16. Phil DeSimone, C

Drafted: 3rd round, 84th overall, 2007

Speedy forward Phil DeSimone has the offensive skills to be a potent force.  USHL Player of the Year, DeSimone made a major name for himself, scoring 73 points in 60 games in 2006-07, becoming one of the league’s top scoring threats.  The 5’11 center does not possess a great defensive game, which could be a problem as he moves up in the ranks.  But if DeSimone matures as a player, working on a more complete game, he could open eyes in the upcoming seasons and make a jump to the top of Capitals’ prospect rankings. He begins at the University of New Hampshire this fall.

17. Sasha Pokulok, D

Drafted: 1st round, 14th overall, 2005

Polulok, 6’4, has the tools necessary to become a solid, well-rounded defender at the professional level.  But suffering a debilitating concussion early in the 2006-07 season with the Hershey Bears, and a second one shortly after recovering from the first, have put Pokulok’s career in jeopardy.  Pokulok’s use of his size, matched with his good stickhandling ability, made him one of the best defensive prospects in the Capitals’ system before the injuries.  If Pokulok stayed healthy throughout the 2006-07 season it would be very likely that he would be contending for a job in the NHL.  But now, a good season will just mean staying healthy throughout. 

18. Andrew Gordon, RW

Drafted: 7th round, 197th overall, 2004

Gordon is more than meets the eye.  At 5’11 180, he plays like a much bigger player and is surprisingly tough.  With quick hands and agile skating ability, Gordon is a consistent scoring threat whenever he is on the ice.  With 22 goals and 23 assists in 39 games with a good St. Cloud State team, Gordon was voted WCHA Player of the Week three times and was selected first-team All-WCHA.  Gordon will forgo his senior year at St.
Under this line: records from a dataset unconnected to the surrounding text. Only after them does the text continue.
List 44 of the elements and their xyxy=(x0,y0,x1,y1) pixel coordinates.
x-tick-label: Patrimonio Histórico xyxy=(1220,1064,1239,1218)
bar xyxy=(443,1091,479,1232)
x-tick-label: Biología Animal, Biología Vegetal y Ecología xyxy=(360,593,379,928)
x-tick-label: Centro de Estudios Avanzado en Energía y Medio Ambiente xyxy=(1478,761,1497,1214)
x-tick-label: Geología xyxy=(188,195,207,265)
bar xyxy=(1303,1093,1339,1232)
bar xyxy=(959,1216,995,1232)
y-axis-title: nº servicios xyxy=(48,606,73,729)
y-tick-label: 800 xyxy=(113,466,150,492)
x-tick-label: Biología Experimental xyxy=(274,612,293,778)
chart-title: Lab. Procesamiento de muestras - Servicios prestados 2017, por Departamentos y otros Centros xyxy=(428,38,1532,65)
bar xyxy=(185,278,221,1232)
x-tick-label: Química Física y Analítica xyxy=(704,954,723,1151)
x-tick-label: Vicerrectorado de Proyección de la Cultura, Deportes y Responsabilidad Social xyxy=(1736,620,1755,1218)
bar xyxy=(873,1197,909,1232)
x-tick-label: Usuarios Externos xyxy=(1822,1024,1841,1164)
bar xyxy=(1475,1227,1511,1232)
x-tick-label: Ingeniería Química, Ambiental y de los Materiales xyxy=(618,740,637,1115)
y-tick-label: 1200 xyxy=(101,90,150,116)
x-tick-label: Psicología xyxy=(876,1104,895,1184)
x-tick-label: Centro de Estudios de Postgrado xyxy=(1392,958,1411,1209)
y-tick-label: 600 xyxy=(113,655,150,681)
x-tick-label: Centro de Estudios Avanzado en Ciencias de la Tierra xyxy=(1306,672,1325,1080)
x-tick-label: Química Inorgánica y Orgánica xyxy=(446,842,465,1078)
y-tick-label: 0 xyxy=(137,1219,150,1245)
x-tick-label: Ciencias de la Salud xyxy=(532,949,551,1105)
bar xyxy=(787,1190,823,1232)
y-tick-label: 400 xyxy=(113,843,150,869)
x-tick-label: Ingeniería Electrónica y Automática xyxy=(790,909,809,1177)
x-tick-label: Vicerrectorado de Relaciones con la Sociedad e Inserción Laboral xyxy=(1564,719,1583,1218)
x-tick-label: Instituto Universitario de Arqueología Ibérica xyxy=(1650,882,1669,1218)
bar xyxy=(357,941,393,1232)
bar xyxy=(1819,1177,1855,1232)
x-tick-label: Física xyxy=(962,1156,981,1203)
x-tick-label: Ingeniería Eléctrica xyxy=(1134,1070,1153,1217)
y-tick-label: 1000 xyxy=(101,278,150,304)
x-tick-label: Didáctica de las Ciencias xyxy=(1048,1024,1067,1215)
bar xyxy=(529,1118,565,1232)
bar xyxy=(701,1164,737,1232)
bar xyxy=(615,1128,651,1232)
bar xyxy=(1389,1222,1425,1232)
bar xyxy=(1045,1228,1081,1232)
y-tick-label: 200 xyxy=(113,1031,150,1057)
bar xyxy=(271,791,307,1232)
Cloud to turn pro in 2007-08.  With the rare combination of high energy, toughness and skill Gordon possesses, he could prove to be one of the biggest sleepers in training camp.

19. Sami Lepisto, D

Drafted: 3rd round, 66th overall, 2004

Lepisto started off his career well with two back-to-back solid years in Finland before injuries slowed his pace.  Known as one of the best young defensemen in Finland, Lepisto has not yet made the transition to North America which has slowed his development. Playing in only 26 games in the 2006-07 season due to nagging injuries, Lepisto is a very good offensive defenseman when healthy.  Cool and calm under pressure, Lepisto can stickhandle through traffic and make solid passes consistently.  Much like other young offensive blue liners, Lepisto is lacking a solid two-way game, as well as the strength needed to win crucial battles along the boards.  A move to the AHL should help cure some of Lepisto’s strength issues while also making him a more solid defender in the long run. But do not expect to see him in a Capitals’ uniform until then.

20. Travis Morin, C

Drafted: 9th round, 263rd overall, 2004

A ninth-round draft surprise, Morin has developed into a very good complete forward.  With 17 goals and 22 assists in 38 games, Morin proved he could play with the top players the NCAA has to offer.  Morin is a clutch player who logged a ton of minutes in college.  A very solid power-play presence, Morin is an excellent puck handler.  He will need to build some more muscle mass before he can be as effective at the professional level as he was at the NCAA level.  Expect to see Morin in Hershey for the 2007-08 season.